Tall fescue is an option for use on Northland farms in dry conditions like the region's west coast is experiencing, says Steve Cranston, who investigated its use on seven Northland dairy farms during summer last year.
Mr Cranston, an AgFirst consultant in Hamilton, was a student at Lincoln University when he carried out his investigation and, with Lincoln lecturer Guy Trafford, produced a report on his findings.
Drought-tolerant pastures will be increasingly important in Northland dairying, with NIWA predicting a reduction of up to 5 per cent in its annual rainfall making droughts more frequent and intense, the report says.
Despite a survey finding four-out-of-five Northland farmers rated their experience with tall fescue good or very good, use of it as dairy pasture in Northland was low compared with more traditional perennial ryegrass.
Mr Cranston told the Rural Advocate there had been initial difficulties with managing tall fescue, but improved cultivars, endophytes and management techniques had increased its potential as a summer survival option for farmers.

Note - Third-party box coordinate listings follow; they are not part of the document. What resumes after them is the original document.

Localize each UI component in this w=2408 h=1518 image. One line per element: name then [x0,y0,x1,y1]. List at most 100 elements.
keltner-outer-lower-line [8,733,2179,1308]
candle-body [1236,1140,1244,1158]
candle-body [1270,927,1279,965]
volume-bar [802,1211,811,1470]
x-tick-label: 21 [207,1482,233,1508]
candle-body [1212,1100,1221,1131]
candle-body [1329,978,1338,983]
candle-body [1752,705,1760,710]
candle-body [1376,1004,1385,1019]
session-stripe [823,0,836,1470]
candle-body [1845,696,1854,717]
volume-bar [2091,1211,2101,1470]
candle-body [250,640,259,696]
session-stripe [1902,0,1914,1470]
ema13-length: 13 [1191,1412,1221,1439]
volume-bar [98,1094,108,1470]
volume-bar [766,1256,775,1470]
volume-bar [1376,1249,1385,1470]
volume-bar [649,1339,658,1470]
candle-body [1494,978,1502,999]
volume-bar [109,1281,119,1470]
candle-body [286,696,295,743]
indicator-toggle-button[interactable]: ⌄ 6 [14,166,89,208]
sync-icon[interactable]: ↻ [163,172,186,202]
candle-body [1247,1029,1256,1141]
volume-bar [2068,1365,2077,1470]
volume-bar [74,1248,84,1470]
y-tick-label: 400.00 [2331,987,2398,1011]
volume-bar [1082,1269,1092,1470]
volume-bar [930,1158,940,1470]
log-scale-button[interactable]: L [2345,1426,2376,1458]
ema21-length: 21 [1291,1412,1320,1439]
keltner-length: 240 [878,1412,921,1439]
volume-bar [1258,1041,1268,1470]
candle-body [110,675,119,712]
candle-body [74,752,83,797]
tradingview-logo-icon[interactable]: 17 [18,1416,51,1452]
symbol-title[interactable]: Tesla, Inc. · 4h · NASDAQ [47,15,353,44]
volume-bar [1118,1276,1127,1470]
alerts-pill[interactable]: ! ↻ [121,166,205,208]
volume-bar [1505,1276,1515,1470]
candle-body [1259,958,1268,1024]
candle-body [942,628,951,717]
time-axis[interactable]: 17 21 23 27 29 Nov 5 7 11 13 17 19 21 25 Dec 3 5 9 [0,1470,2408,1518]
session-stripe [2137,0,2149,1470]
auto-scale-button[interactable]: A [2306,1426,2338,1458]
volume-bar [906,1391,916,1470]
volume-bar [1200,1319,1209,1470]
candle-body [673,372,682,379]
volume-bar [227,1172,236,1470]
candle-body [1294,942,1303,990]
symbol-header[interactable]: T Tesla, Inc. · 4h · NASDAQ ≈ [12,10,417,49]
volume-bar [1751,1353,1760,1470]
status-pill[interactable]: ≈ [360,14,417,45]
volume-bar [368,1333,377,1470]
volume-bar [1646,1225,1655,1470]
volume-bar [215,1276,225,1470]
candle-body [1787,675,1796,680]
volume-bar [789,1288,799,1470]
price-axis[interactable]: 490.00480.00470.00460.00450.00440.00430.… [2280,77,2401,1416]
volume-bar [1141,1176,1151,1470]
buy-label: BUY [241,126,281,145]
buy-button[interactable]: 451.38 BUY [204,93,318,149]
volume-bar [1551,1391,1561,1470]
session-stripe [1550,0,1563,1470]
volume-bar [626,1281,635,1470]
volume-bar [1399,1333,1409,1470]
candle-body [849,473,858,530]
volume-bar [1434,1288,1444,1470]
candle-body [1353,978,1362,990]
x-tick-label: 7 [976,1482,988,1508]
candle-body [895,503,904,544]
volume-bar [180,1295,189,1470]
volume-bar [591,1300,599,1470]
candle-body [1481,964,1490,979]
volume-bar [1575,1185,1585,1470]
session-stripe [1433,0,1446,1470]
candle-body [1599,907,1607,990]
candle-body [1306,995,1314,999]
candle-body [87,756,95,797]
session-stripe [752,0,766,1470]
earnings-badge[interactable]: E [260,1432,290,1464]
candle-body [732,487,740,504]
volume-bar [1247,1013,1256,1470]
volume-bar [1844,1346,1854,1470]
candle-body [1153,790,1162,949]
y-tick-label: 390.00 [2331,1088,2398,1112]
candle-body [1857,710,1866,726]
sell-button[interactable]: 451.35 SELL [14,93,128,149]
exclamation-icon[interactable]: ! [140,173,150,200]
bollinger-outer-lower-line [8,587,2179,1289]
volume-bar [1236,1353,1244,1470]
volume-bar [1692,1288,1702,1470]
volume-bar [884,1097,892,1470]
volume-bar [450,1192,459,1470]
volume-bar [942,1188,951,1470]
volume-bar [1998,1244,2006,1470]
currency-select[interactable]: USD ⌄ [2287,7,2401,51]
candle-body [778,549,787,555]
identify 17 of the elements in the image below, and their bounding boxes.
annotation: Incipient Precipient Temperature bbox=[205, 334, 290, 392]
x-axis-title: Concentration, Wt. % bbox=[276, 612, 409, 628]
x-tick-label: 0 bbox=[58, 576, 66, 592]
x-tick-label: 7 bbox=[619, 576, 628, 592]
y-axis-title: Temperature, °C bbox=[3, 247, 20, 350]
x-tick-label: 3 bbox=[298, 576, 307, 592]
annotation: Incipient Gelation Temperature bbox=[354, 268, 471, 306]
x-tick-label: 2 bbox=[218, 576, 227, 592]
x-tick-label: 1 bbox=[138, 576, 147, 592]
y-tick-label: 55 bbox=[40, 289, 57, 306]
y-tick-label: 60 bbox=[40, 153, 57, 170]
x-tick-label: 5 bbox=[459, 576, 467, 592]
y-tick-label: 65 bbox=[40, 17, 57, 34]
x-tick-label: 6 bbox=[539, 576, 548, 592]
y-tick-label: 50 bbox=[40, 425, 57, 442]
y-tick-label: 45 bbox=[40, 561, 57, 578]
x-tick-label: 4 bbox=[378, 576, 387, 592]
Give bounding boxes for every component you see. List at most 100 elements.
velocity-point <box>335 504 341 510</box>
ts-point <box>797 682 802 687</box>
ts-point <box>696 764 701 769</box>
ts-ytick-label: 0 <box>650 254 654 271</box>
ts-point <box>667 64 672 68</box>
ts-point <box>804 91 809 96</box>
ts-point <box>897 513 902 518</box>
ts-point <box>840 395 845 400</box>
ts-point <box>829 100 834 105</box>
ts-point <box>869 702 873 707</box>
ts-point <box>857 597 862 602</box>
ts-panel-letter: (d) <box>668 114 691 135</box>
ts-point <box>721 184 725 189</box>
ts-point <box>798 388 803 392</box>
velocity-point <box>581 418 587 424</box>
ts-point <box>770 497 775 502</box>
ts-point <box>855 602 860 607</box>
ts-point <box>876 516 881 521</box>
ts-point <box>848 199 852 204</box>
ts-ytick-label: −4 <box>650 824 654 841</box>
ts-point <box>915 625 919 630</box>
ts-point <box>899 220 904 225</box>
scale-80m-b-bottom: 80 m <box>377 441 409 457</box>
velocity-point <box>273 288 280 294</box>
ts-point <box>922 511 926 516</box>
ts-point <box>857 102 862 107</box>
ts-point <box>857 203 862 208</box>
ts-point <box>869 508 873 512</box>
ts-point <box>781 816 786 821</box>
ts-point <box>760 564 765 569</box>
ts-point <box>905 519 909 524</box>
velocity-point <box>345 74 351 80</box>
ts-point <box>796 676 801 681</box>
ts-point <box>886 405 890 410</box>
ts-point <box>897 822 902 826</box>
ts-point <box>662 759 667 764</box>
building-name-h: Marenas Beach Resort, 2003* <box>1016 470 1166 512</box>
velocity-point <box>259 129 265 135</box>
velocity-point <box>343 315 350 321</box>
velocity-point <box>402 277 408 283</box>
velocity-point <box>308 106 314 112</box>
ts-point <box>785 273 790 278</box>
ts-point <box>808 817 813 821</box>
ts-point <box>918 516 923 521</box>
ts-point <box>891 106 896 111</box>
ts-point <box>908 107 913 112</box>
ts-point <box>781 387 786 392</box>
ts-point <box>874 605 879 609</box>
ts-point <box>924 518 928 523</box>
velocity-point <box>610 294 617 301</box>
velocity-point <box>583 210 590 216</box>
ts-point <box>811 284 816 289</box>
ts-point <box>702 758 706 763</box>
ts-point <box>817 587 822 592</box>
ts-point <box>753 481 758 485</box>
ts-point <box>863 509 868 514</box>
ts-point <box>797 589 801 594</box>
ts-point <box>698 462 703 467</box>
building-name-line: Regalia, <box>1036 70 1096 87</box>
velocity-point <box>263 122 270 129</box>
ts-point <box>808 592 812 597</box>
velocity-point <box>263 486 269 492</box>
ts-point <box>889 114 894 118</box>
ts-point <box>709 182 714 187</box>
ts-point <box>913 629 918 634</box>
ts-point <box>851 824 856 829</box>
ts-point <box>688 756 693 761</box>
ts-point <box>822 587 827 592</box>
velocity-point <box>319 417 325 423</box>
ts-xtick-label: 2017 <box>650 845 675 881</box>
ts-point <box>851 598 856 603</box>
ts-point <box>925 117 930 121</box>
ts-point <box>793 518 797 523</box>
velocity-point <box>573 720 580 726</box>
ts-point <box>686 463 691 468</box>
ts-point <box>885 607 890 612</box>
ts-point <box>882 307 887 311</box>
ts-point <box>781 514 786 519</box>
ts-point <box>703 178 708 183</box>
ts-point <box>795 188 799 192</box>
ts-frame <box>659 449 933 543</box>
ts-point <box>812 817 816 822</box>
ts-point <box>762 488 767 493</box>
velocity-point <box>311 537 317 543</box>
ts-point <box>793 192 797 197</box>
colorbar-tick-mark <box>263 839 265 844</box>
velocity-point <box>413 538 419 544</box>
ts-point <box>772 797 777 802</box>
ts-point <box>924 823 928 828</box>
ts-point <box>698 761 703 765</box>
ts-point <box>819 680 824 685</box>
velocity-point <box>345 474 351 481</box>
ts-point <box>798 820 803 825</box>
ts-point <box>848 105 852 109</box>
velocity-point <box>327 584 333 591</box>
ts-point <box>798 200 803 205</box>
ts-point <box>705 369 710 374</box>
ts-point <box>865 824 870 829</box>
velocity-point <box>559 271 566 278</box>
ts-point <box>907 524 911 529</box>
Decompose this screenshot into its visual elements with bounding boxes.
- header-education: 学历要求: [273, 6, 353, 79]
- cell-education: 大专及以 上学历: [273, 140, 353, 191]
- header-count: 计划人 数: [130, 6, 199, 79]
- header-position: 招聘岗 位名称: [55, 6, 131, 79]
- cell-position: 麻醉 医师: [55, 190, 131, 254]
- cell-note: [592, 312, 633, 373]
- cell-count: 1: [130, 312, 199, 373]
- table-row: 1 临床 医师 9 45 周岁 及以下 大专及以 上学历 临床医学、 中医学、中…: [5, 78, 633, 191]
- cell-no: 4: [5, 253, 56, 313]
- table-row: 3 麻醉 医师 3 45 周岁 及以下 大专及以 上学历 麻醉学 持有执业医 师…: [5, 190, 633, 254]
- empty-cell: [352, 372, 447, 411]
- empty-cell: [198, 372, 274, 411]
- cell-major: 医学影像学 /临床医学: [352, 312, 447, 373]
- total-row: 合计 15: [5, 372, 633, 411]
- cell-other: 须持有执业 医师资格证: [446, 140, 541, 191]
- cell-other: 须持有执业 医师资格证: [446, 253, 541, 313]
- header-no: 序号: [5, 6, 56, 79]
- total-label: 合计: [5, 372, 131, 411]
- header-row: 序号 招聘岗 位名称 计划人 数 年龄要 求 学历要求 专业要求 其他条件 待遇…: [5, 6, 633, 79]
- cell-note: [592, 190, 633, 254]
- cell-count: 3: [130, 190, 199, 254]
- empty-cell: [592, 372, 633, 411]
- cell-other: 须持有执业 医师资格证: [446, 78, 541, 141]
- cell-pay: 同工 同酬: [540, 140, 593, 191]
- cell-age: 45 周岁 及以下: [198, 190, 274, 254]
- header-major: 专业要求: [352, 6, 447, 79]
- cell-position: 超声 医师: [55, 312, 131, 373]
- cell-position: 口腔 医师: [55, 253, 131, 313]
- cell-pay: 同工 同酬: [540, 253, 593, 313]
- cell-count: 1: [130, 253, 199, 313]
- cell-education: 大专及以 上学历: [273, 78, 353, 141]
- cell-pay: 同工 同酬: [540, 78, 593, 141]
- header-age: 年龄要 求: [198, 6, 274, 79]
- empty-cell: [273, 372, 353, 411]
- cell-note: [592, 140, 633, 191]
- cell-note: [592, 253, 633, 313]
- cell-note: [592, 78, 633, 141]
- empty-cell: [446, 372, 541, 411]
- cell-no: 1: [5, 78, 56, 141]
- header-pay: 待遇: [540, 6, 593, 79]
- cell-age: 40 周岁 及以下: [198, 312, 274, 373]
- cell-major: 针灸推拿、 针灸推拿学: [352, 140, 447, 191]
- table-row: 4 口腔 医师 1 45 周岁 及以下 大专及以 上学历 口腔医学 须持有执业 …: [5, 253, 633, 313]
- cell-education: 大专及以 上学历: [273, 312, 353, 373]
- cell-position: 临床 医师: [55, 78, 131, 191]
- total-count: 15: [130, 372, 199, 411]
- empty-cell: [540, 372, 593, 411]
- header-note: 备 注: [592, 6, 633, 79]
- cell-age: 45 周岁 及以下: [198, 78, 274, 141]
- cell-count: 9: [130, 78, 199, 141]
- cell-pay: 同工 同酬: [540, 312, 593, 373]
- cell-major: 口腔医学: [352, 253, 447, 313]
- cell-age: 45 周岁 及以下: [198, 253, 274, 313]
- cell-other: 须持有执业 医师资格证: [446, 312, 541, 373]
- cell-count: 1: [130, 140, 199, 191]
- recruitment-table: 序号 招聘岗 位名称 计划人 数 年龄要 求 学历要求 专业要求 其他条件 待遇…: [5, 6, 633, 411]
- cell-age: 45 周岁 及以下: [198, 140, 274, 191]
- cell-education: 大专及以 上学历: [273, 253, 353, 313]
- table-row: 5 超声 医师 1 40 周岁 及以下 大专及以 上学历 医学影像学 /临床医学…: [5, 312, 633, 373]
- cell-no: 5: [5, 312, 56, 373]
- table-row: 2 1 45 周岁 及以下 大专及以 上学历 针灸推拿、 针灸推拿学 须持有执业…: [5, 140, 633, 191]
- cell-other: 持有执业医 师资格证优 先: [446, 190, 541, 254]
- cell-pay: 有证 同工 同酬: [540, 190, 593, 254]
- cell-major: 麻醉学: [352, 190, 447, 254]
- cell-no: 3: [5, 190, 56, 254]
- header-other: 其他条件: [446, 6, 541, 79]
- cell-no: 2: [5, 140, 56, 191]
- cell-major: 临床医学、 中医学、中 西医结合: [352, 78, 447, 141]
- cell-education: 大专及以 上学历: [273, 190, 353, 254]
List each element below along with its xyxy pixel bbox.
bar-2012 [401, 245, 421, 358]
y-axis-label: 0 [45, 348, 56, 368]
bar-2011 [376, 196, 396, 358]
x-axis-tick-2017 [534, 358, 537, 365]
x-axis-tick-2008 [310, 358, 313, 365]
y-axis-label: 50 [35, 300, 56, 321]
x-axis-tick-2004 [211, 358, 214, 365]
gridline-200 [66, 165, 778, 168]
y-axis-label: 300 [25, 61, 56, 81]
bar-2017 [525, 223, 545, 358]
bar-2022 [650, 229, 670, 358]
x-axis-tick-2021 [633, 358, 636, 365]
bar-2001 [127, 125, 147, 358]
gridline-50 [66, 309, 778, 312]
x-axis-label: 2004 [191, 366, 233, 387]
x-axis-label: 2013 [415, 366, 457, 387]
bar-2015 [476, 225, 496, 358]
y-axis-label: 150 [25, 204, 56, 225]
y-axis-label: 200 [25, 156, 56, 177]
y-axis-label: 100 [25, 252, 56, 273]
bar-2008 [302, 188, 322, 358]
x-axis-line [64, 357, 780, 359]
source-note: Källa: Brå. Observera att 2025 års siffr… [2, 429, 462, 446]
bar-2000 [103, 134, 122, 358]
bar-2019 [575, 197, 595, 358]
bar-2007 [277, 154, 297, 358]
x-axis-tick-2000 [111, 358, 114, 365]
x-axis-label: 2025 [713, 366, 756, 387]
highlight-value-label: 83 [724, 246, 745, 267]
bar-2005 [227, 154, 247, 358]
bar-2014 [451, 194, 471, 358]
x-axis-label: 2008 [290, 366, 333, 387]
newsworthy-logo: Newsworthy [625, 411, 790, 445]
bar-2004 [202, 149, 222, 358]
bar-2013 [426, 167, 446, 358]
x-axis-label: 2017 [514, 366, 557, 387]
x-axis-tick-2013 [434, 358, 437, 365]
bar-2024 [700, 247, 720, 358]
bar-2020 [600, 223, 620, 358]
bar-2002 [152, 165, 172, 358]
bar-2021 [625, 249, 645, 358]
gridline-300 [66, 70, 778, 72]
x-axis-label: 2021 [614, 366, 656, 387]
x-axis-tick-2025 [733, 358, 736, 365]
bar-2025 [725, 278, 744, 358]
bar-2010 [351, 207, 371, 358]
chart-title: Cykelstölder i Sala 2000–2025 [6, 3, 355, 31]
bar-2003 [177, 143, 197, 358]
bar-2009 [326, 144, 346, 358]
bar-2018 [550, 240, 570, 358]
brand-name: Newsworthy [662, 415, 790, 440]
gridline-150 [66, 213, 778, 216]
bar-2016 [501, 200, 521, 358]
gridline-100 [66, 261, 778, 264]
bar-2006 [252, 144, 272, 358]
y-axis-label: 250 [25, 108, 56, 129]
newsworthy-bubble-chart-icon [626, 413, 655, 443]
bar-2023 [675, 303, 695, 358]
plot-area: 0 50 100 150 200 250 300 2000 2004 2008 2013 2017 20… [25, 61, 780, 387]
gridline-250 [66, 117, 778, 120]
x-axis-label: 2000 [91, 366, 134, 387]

Tall fescue has been shown to have superior summer and autumn production compared with perennial ryegrass, with a temperature ceiling which allowed it to continue growing at temperatures from which ryegrass would suffer heat stress, his report says.
Tall fescue has one of the deepest rooting systems of all perennial pasture species, extending as deep as 2m, and its upright growth form allows more space for clover to grow compared with perennial ryegrass, which can crowd out other species.
In addition to drought resistance, tall fescue has high pest tolerance and can handle cow pugging damage better than ryegrass. The surveyed farmers' perception was that DairyNZ had a strong focus on ryegrass and little attention was being given to the potential of tall fescue to increase pasture persistence even though it appeared more suited to Northland conditions, the report says.